George (0ur rescued Malamute) is a handful, too. However they’re all family members. They sleep on the beds with us, they crochet. They converse French. All that.

And they don’t like sure TV reveals. They don’t prefer it when individuals discuss an excessive amount of. I’m similar to that. Which is why I can’t watch cleaning soap operas. “How are you? How ought to I be? Who’s asking? Nicely why do I wanna know? Do I’ve my mom’s hips?”

iHD:  Do your canines ever hit the highway with you while you’re touring or on tour?

GS: No that wouldn’t be sort to them, as a result of touring on the highway is arduous. They want large open areas to run and be at liberty, so we take them climbing within the Santa Monica mountains. And they should go and discover different canines pee after which pee on prime of their pee. Which at all times struck me as a really weird factor that canines do. And they should run round and see new canines and run over and scent their butts. As a result of that’s what they love to do. I’m like, “What’s that about?” They may go over there and scent their noses – “No! I’m gonna go scent their butts!”

iHD:  Can your canines acknowledge you while you’re “present prepared?”

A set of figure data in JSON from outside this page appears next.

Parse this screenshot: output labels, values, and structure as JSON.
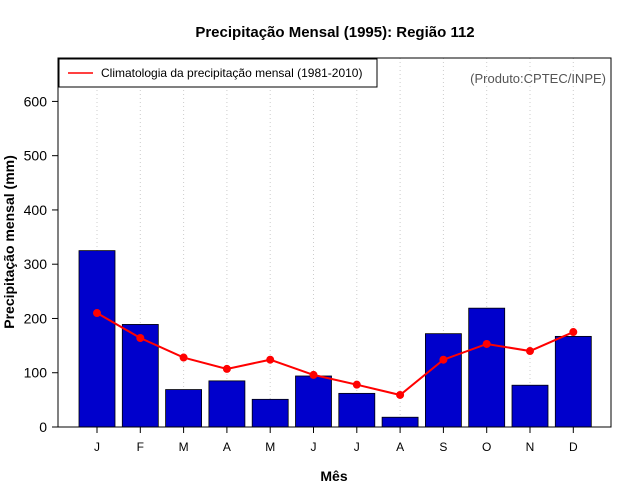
{
  "chart_data": {
    "type": "bar",
    "title": "Precipitação Mensal (1995): Região 112",
    "xlabel": "Mês",
    "ylabel": "Precipitação mensal (mm)",
    "ylim": [
      0,
      680
    ],
    "yticks": [
      0,
      100,
      200,
      300,
      400,
      500,
      600
    ],
    "categories": [
      "J",
      "F",
      "M",
      "A",
      "M",
      "J",
      "J",
      "A",
      "S",
      "O",
      "N",
      "D"
    ],
    "series": [
      {
        "name": "Precipitação mensal (1995)",
        "type": "bar",
        "color": "#0000cc",
        "values": [
          325,
          189,
          69,
          85,
          51,
          94,
          62,
          18,
          172,
          219,
          77,
          167
        ]
      },
      {
        "name": "Climatologia da precipitação mensal (1981-2010)",
        "type": "line",
        "color": "#ff0000",
        "values": [
          210,
          164,
          128,
          107,
          124,
          96,
          78,
          59,
          124,
          153,
          140,
          175
        ]
      }
    ],
    "legend": {
      "position": "top-left",
      "entries": [
        "Climatologia da precipitação mensal (1981-2010)"
      ]
    },
    "annotation": "(Produto:CPTEC/INPE)",
    "grid": "vertical-dotted"
  }
}
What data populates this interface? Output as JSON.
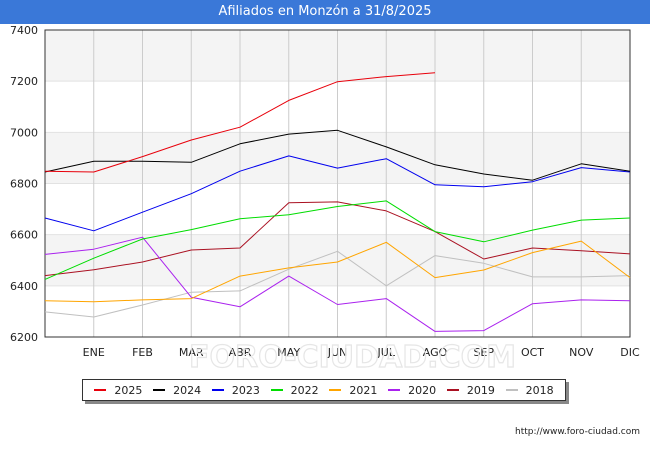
{
  "header": {
    "title": "Afiliados en Monzón a 31/8/2025"
  },
  "footer": {
    "url": "http://www.foro-ciudad.com"
  },
  "watermark": "FORO-CIUDAD.COM",
  "chart_data": {
    "type": "line",
    "title": "Afiliados en Monzón a 31/8/2025",
    "xlabel": "",
    "ylabel": "",
    "categories": [
      "",
      "ENE",
      "FEB",
      "MAR",
      "ABR",
      "MAY",
      "JUN",
      "JUL",
      "AGO",
      "SEP",
      "OCT",
      "NOV",
      "DIC"
    ],
    "ylim": [
      6200,
      7400
    ],
    "yticks": [
      6200,
      6400,
      6600,
      6800,
      7000,
      7200,
      7400
    ],
    "grid": true,
    "legend_position": "bottom",
    "series": [
      {
        "name": "2025",
        "color": "#e8000b",
        "values": [
          6848,
          6845,
          6905,
          6970,
          7020,
          7125,
          7198,
          7218,
          7233,
          null,
          null,
          null,
          null
        ]
      },
      {
        "name": "2024",
        "color": "#000000",
        "values": [
          6845,
          6887,
          6887,
          6883,
          6955,
          6993,
          7008,
          6943,
          6873,
          6837,
          6813,
          6877,
          6848
        ]
      },
      {
        "name": "2023",
        "color": "#0000ee",
        "values": [
          6665,
          6615,
          6688,
          6760,
          6848,
          6908,
          6860,
          6897,
          6795,
          6787,
          6807,
          6862,
          6845
        ]
      },
      {
        "name": "2022",
        "color": "#00dd00",
        "values": [
          6425,
          6508,
          6583,
          6620,
          6662,
          6678,
          6710,
          6732,
          6612,
          6572,
          6618,
          6657,
          6665
        ]
      },
      {
        "name": "2021",
        "color": "#ffa500",
        "values": [
          6342,
          6338,
          6345,
          6350,
          6438,
          6470,
          6493,
          6570,
          6432,
          6462,
          6530,
          6575,
          6432
        ]
      },
      {
        "name": "2020",
        "color": "#aa22ee",
        "values": [
          6523,
          6543,
          6590,
          6355,
          6318,
          6438,
          6327,
          6350,
          6222,
          6225,
          6330,
          6345,
          6342
        ]
      },
      {
        "name": "2019",
        "color": "#aa1122",
        "values": [
          6440,
          6463,
          6493,
          6540,
          6548,
          6725,
          6728,
          6693,
          6612,
          6505,
          6548,
          6537,
          6525
        ]
      },
      {
        "name": "2018",
        "color": "#c0c0c0",
        "values": [
          6298,
          6278,
          6325,
          6375,
          6380,
          6465,
          6535,
          6400,
          6518,
          6488,
          6435,
          6435,
          6440
        ]
      }
    ]
  }
}
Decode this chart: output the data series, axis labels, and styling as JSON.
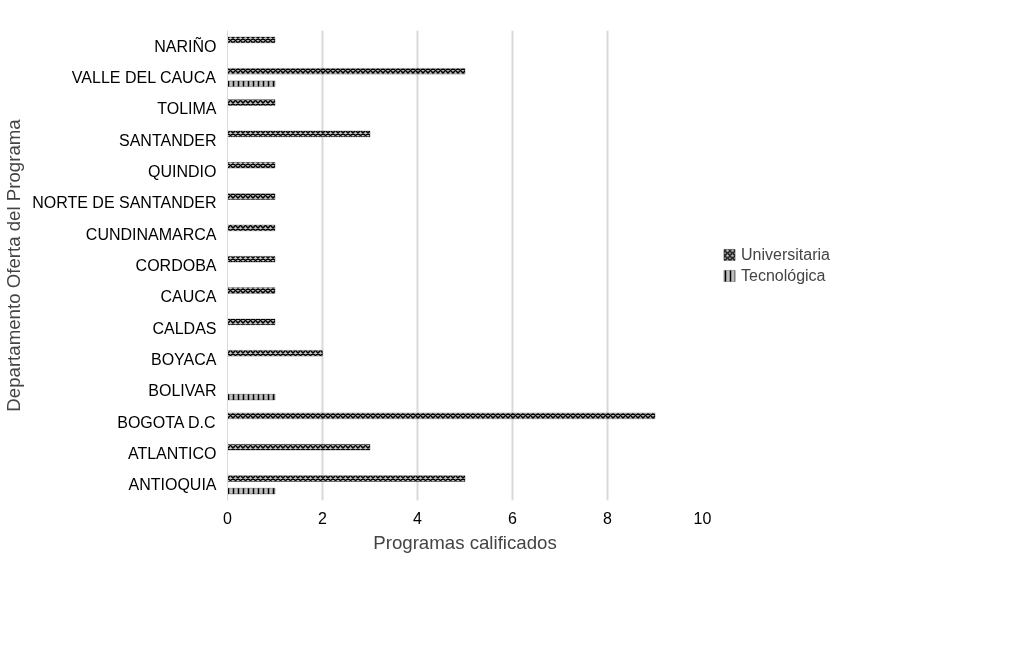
{
  "chart_data": {
    "type": "bar",
    "orientation": "horizontal",
    "categories": [
      "NARIÑO",
      "VALLE DEL CAUCA",
      "TOLIMA",
      "SANTANDER",
      "QUINDIO",
      "NORTE DE SANTANDER",
      "CUNDINAMARCA",
      "CORDOBA",
      "CAUCA",
      "CALDAS",
      "BOYACA",
      "BOLIVAR",
      "BOGOTA D.C",
      "ATLANTICO",
      "ANTIOQUIA"
    ],
    "series": [
      {
        "name": "Universitaria",
        "color": "#000000",
        "values": [
          1,
          5,
          1,
          3,
          1,
          1,
          1,
          1,
          1,
          1,
          2,
          null,
          9,
          3,
          5
        ]
      },
      {
        "name": "Tecnológica",
        "color": "#000000",
        "values": [
          null,
          1,
          null,
          null,
          null,
          null,
          null,
          null,
          null,
          null,
          null,
          1,
          null,
          null,
          1
        ]
      }
    ],
    "xlabel": "Programas calificados",
    "ylabel": "Departamento Oferta del Programa",
    "xlim": [
      0,
      10
    ],
    "xticks": [
      0,
      2,
      4,
      6,
      8,
      10
    ],
    "grid": "x",
    "legend": "right"
  }
}
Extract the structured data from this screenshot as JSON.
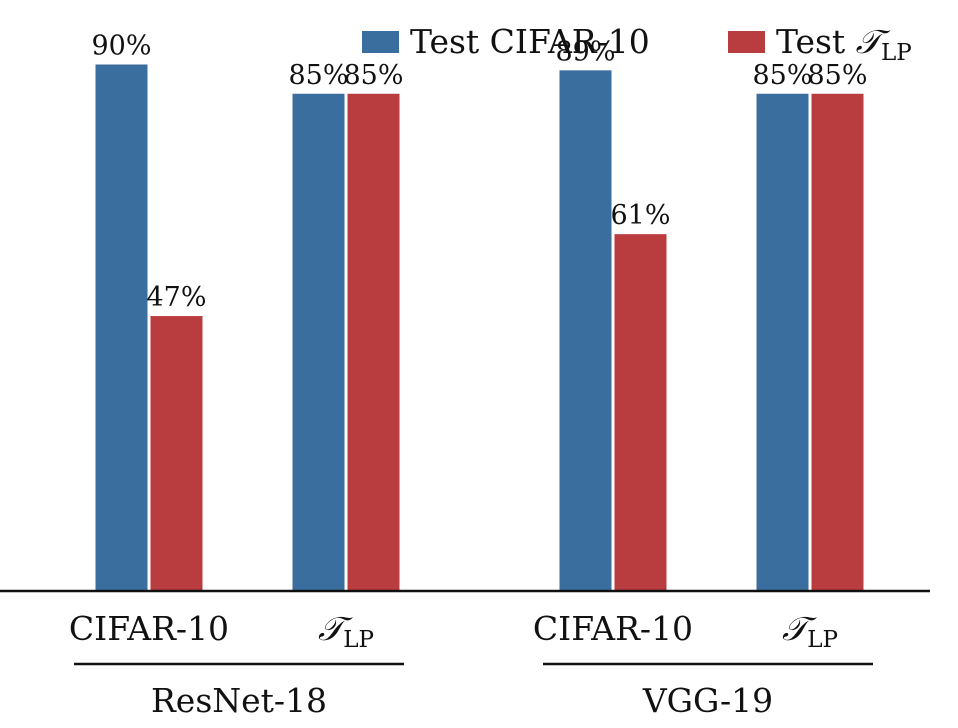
{
  "chart_data": {
    "type": "bar",
    "ylim": [
      0,
      100
    ],
    "grid": false,
    "legend_placement": "top-right",
    "legend": [
      {
        "name": "Test CIFAR-10",
        "color": "#3a6e9f"
      },
      {
        "name_main": "Test ",
        "name_symbol": "𝒯",
        "name_sub": "LP",
        "color": "#b93c3e"
      }
    ],
    "groups": [
      {
        "name": "ResNet-18",
        "categories": [
          {
            "label": "CIFAR-10",
            "values": [
              90,
              47
            ],
            "value_labels": [
              "90%",
              "47%"
            ]
          },
          {
            "label_symbol": "𝒯",
            "label_sub": "LP",
            "values": [
              85,
              85
            ],
            "value_labels": [
              "85%",
              "85%"
            ]
          }
        ]
      },
      {
        "name": "VGG-19",
        "categories": [
          {
            "label": "CIFAR-10",
            "values": [
              89,
              61
            ],
            "value_labels": [
              "89%",
              "61%"
            ]
          },
          {
            "label_symbol": "𝒯",
            "label_sub": "LP",
            "values": [
              85,
              85
            ],
            "value_labels": [
              "85%",
              "85%"
            ]
          }
        ]
      }
    ]
  }
}
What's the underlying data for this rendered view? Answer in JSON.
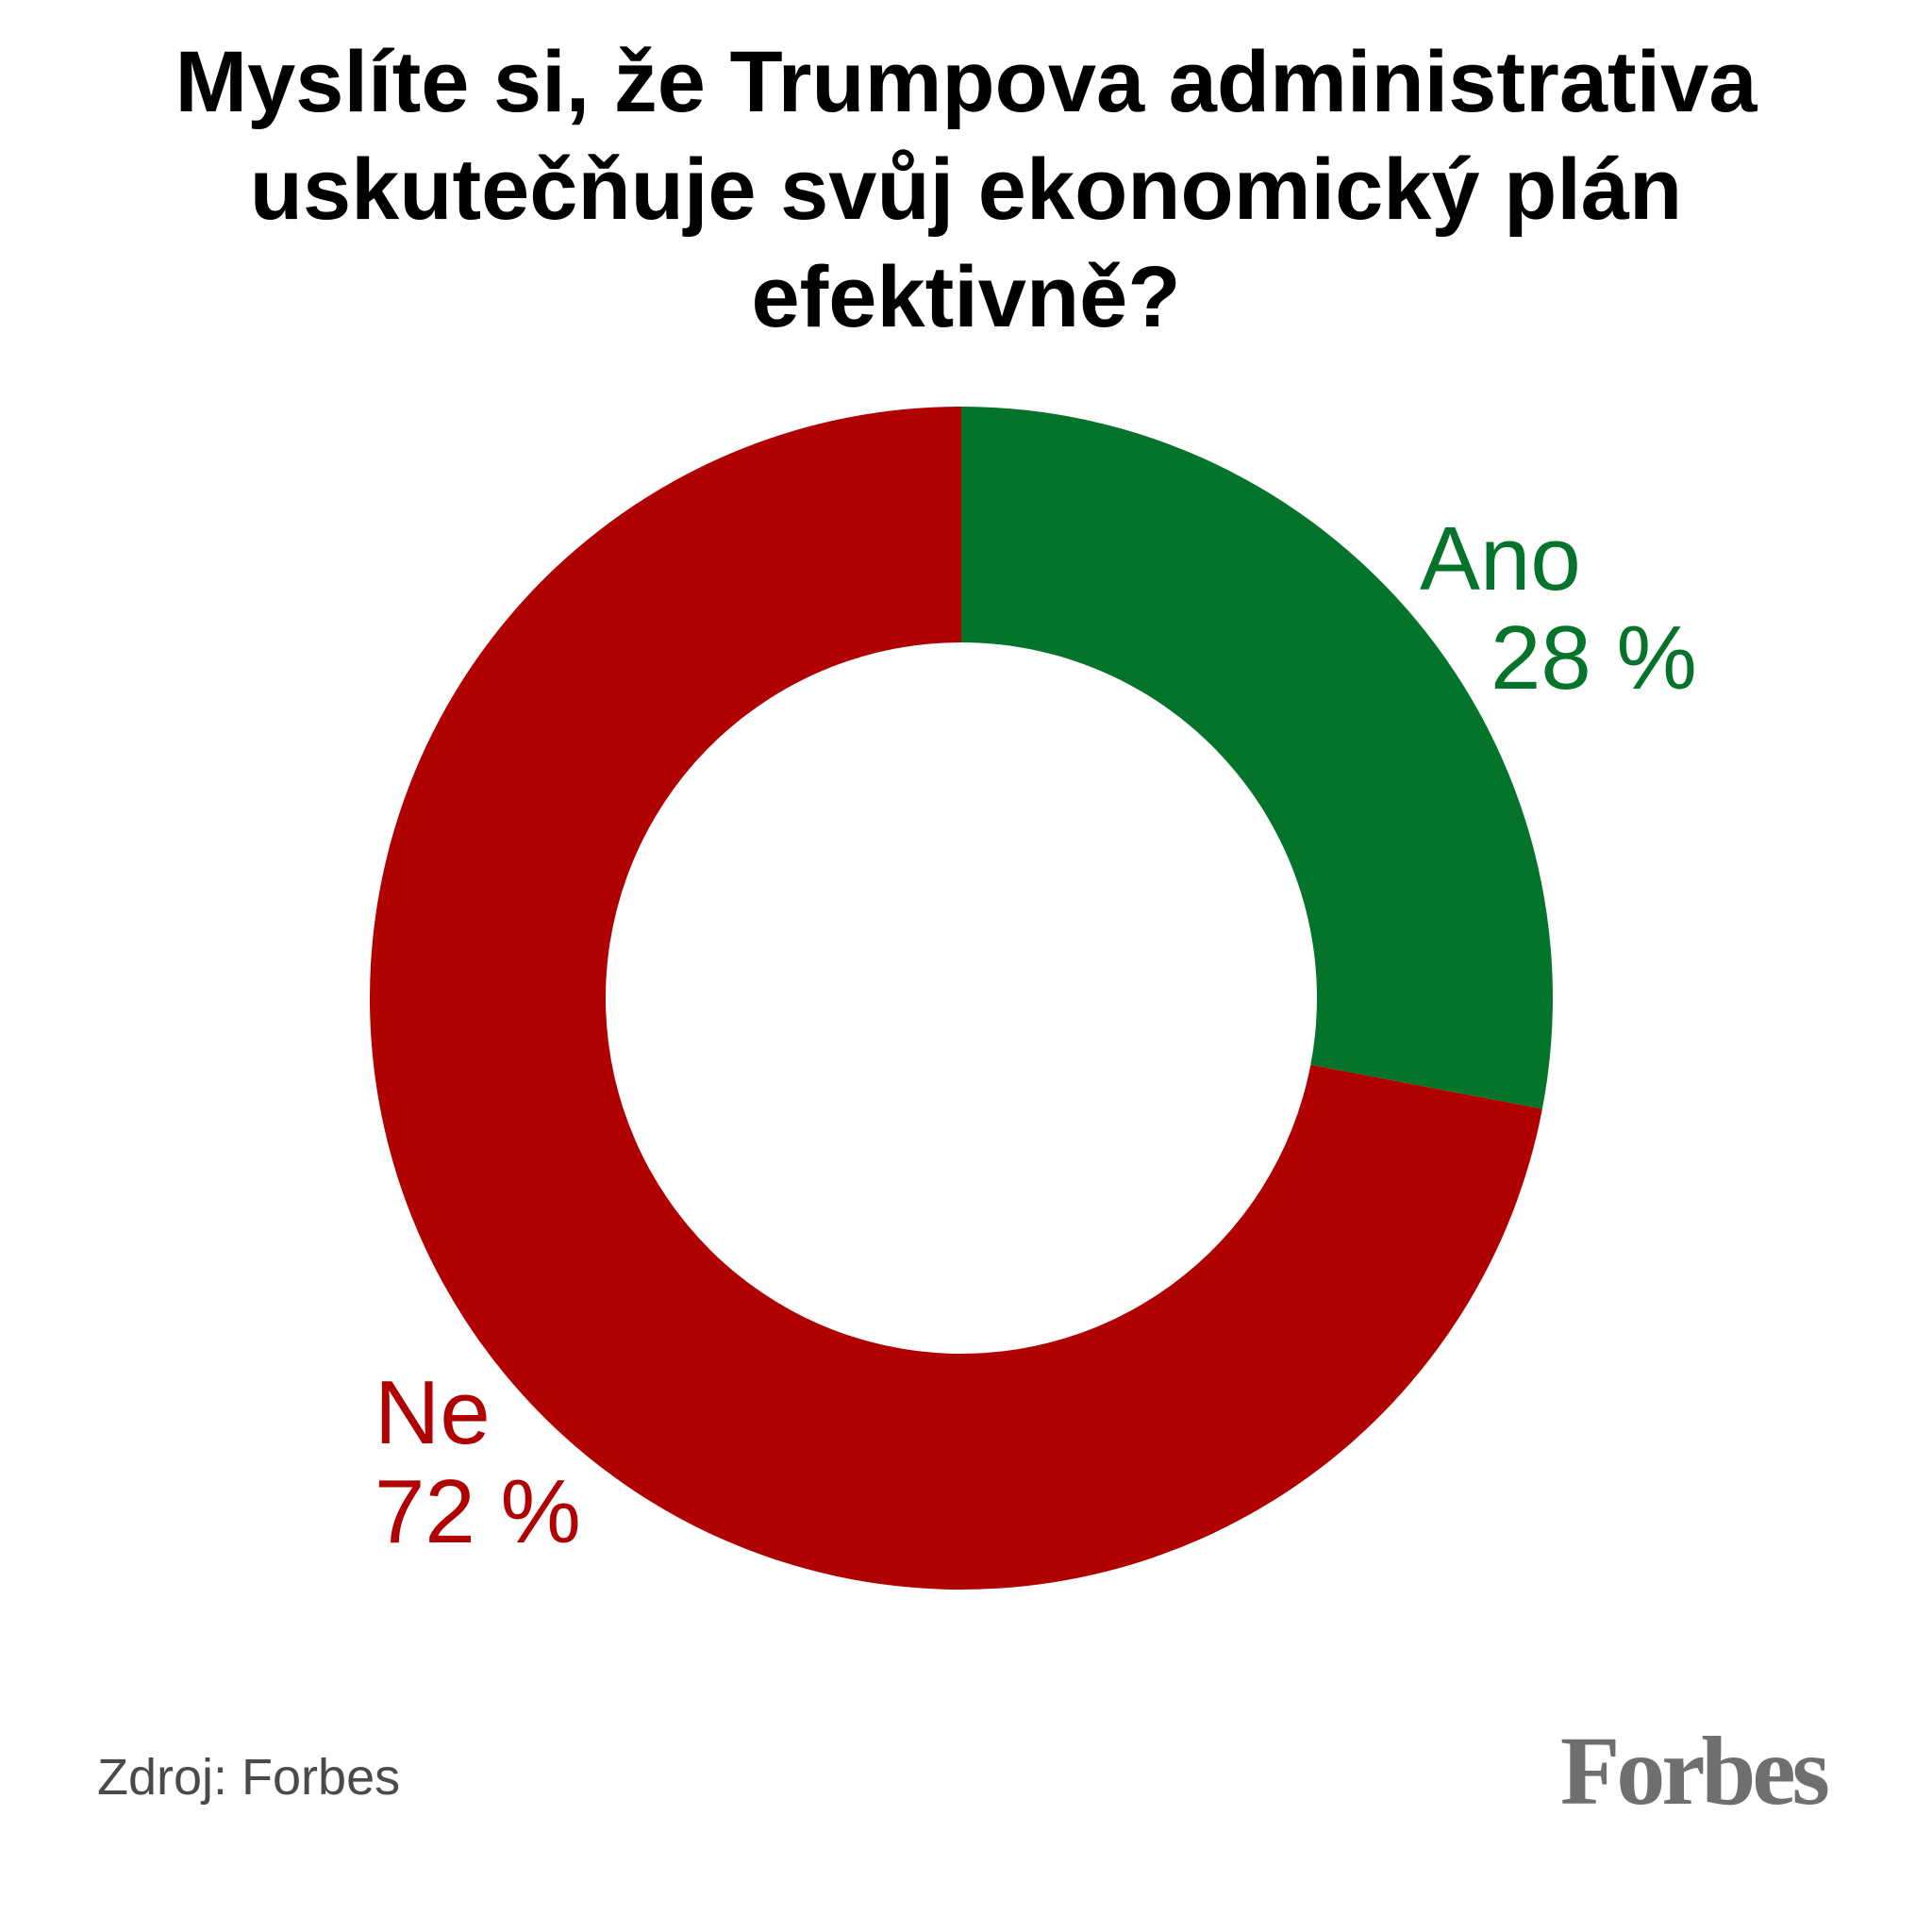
{
  "chart_data": {
    "type": "pie",
    "style": "donut",
    "title_lines": [
      "Myslíte si, že Trumpova administrativa",
      "uskutečňuje svůj ekonomický plán",
      "efektivně?"
    ],
    "slices": [
      {
        "label": "Ano",
        "value": 28,
        "value_label": "28 %",
        "color": "#04742a"
      },
      {
        "label": "Ne",
        "value": 72,
        "value_label": "72 %",
        "color": "#b00000"
      }
    ],
    "start": "12 o'clock, clockwise"
  },
  "footer": {
    "source": "Zdroj: Forbes",
    "logo": "Forbes"
  }
}
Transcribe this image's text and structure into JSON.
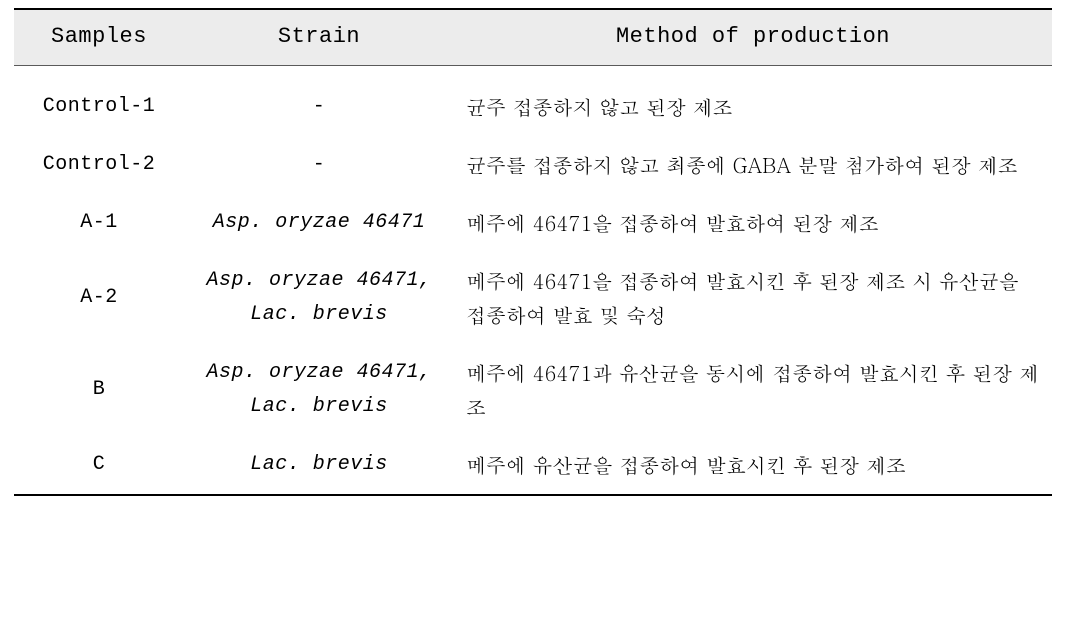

GS:  Oh certain. You imply with the make-up and the heels on? Yeah. As a result of, y’know, they acknowledge the scent. You recognize that.

Gene, “present prepared”


iHD: We didn’t know if they might be like, “Whoa!” or “I do know who that is. That is simply dad.”

GS:  No, no, no. They instantly know. I’ve been in make-up and so they instantly run over.

George Simmons (the canine): (bark)

GS:  Oh cool down. Don’t get excited.

iHD:  Nicely thanks a lot for taking this time to get on the cellphone with us. We actually, actually admire it.

GS:  My pleasure. I like canines. And, point-of-fact, I’m one.